Behaviour: People behave in ways to make them feel safer based on their beliefs about a situation. If a persons beliefs are irrational then their behaviour can become counterproductive, helping to reinforce the negative cycle. The person with social anxiety will fear that they will be ridiculed so they monitor who they talk and behave leading to avoidance, which reinforces their beliefs that they are socially unacceptable. The person with depression will avoid doing things for fear of failure and withdraw from people as they believe they will be rejected. This will of course help to reinforce these beliefs.
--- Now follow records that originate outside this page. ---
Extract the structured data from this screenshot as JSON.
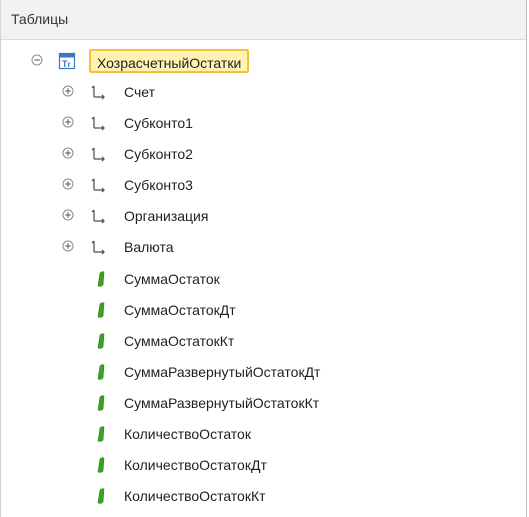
{
  "header": {
    "title": "Таблицы"
  },
  "tree": {
    "root": {
      "label": "ХозрасчетныйОстатки",
      "icon": "table-icon",
      "expanded": true
    },
    "dimensions": [
      {
        "label": "Счет",
        "icon": "dimension-icon"
      },
      {
        "label": "Субконто1",
        "icon": "dimension-icon"
      },
      {
        "label": "Субконто2",
        "icon": "dimension-icon"
      },
      {
        "label": "Субконто3",
        "icon": "dimension-icon"
      },
      {
        "label": "Организация",
        "icon": "dimension-icon"
      },
      {
        "label": "Валюта",
        "icon": "dimension-icon"
      }
    ],
    "resources": [
      {
        "label": "СуммаОстаток",
        "icon": "resource-icon"
      },
      {
        "label": "СуммаОстатокДт",
        "icon": "resource-icon"
      },
      {
        "label": "СуммаОстатокКт",
        "icon": "resource-icon"
      },
      {
        "label": "СуммаРазвернутыйОстатокДт",
        "icon": "resource-icon"
      },
      {
        "label": "СуммаРазвернутыйОстатокКт",
        "icon": "resource-icon"
      },
      {
        "label": "КоличествоОстаток",
        "icon": "resource-icon"
      },
      {
        "label": "КоличествоОстатокДт",
        "icon": "resource-icon"
      },
      {
        "label": "КоличествоОстатокКт",
        "icon": "resource-icon"
      }
    ]
  },
  "colors": {
    "selection_fill": "#fff2b3",
    "selection_border": "#f2c43c",
    "resource_green": "#3aa324",
    "table_icon_blue": "#3a78c2"
  }
}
Therapy: CBT has been shown through research to be helpful with a wide range of psychological and emotional problems. As already stated CBT works by teaching people to recognise their faulty thinking and behaviour and teach them how to change it.
People are taught to recognise the ABC pattern of A: Activating event, B: Beliefs and C: Consequences (feelings and behaviours). Beliefs are changed by firstly recognising the thinking errors and then looking at the concrete evidence to see what the reality is, and to consider alternative rational interpretations. The new healthy belief is then strengthened by further testing by experiment and experience.
People are also helped to notice unhelpful safety behaviours, which may reduce distress in the short term but help to maintain or worsen problems in the long term. Activity planning and goal setting is also important to help overcome beliefs of hopelessness and failure.
Finally CBT is an active and co-operative therapy. The therapist works together with the client to overcome their problems through experiment and discovery. This means that the client has homework to complete away from the session to continue this process. This is an essential part of the process.